NBC i HBO nie są jedynymi nowymi odtwarzaczami strumieniowymi, które wkrótce pojawią się w telewizorach w pobliżu. Disney uruchamia własną usługę Disney Plus i planuje zaoferować obszerną bibliotekę klasyków filmowych wraz z rosnącą biblioteką treści, w tym Pixar, Gwiezdne Wojny i Marvel.

Wyjątkowy pomysł.

Kiedyś Netflix był wyjątkowy. W rzeczywistości był dwukrotnie wyjątkowy.

Netflix miał bardzo niewielką bezpośrednią konkurencję, gdy po raz pierwszy został uruchomiony jako usługa DVD-by-mail.
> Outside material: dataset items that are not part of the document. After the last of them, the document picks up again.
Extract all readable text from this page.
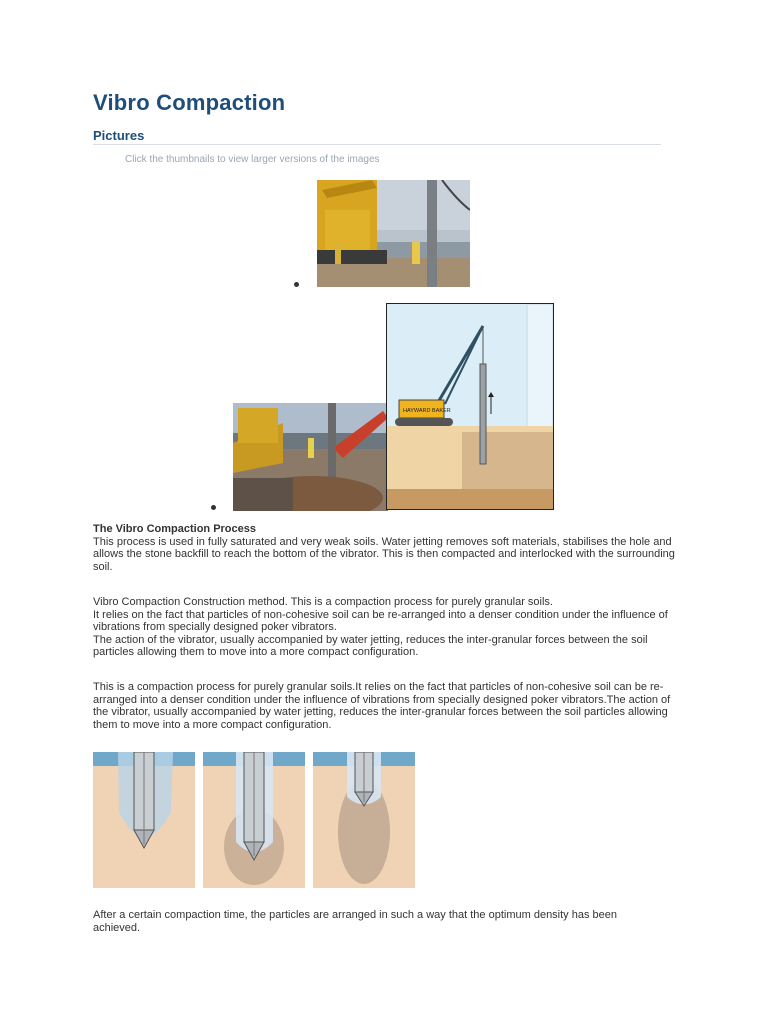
Vibro Compaction
Pictures
Click the thumbnails to view larger versions of the images
HAYWARD BAKER

The Vibro Compaction Process

This process is used in fully saturated and very weak soils. Water jetting removes soft materials, stabilises the hole and allows the stone backfill to reach the bottom of the vibrator. This is then compacted and interlocked with the surrounding soil.

Vibro Compaction Construction method. This is a compaction process for purely granular soils.

It relies on the fact that particles of non-cohesive soil can be re-arranged into a denser condition under the influence of vibrations from specially designed poker vibrators.

The action of the vibrator, usually accompanied by water jetting, reduces the inter-granular forces between the soil particles allowing them to move into a more compact configuration.

This is a compaction process for purely granular soils.It relies on the fact that particles of non-cohesive soil can be re-arranged into a denser condition under the influence of vibrations from specially designed poker vibrators.The action of the vibrator, usually accompanied by water jetting, reduces the inter-granular forces between the soil particles allowing them to move into a more compact configuration.
After a certain compaction time, the particles are arranged in such a way that the optimum density has been achieved.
Stworzyło to zupełnie nowy sposób uzyskiwania filmów, które zakłóciły, a nawet zniszczyły poprzedni model. W rzeczywistości spowodowało to bankructwo Blockbuster Video. Cóż, Blockbuster pomógł, ponieważ nie zaadaptował się wystarczająco szybko – co właściwie potwierdza mój punkt widzenia.

Następnie dostrzeżono możliwość wyeliminowania czasu oczekiwania na dostarczenie DVD pocztą, zamiast tego dostarczając filmy na żądanie bezpośrednio przez Internet. Nikt inny tego nie robił, a już na pewno nie przy takiej ilości treści, jakie miał Netflix. Zadziałało.

W rzeczywistości Netflix reprezentuje 15 procent światowego korzystania z internetu . To dużo odcinków Biuro .

czy jane velez mitchell jest zamężna?

Ale w końcu Twój wyjątkowy pomysł staje się normą i każdy znajdzie sposób na konkurowanie.

Ktoś zawsze wymyśli, jak robić to, co robisz. Czasami znajdą sposoby, aby zrobić to lepiej. A jeśli twoim dobrym pomysłem jest znalezienie sposobu na udostępnienie czyichś najlepszych pomysłów masom, w końcu zdadzą sobie sprawę, że mogą to zrobić sami i odetną cię.

ile zarabia rosanna scotto rocznie

Co się potem dzieje.

To właśnie dzieje się z Netflixem. Wyzwaniem jest zastanowienie się, co dalej. Trzeba przyznać, że Netflix nie był ślepy na to, co nadchodzi. Najwyraźniej firma zrozumiała, że ​​twórcy treści w końcu zdadzą sobie sprawę, że następnym logicznym krokiem będzie po prostu zaoferowanie własnych wersji Netflix.

Dlatego mamy takie programy jak Dziwniejsze rzeczy , Pomarańcz to nowa czerń , i Korona . Trzeci akt Netflix pojawił się, gdy zdał sobie sprawę, że ponieważ twórcy treści zaczęli konkurować w dystrybucji strumieniowej, musiałby zostać twórcą treści, więc tak się stało. Okazuje się, że też jest w tym całkiem niezły.

Pytanie, czy to wystarczy.

Oczywiście to samo pytanie dotyczy Twojej firmy. Czy wystarczy dobry pomysł, na którym zbudowałeś swój biznes? A może ktoś inny znajdzie sposób, aby zrobić to lepiej?

Istnieje duża szansa, że ​​to drugie, co oznacza, że ​​podobnie jak Netflix, prawdziwe pytanie brzmi „co dalej?”.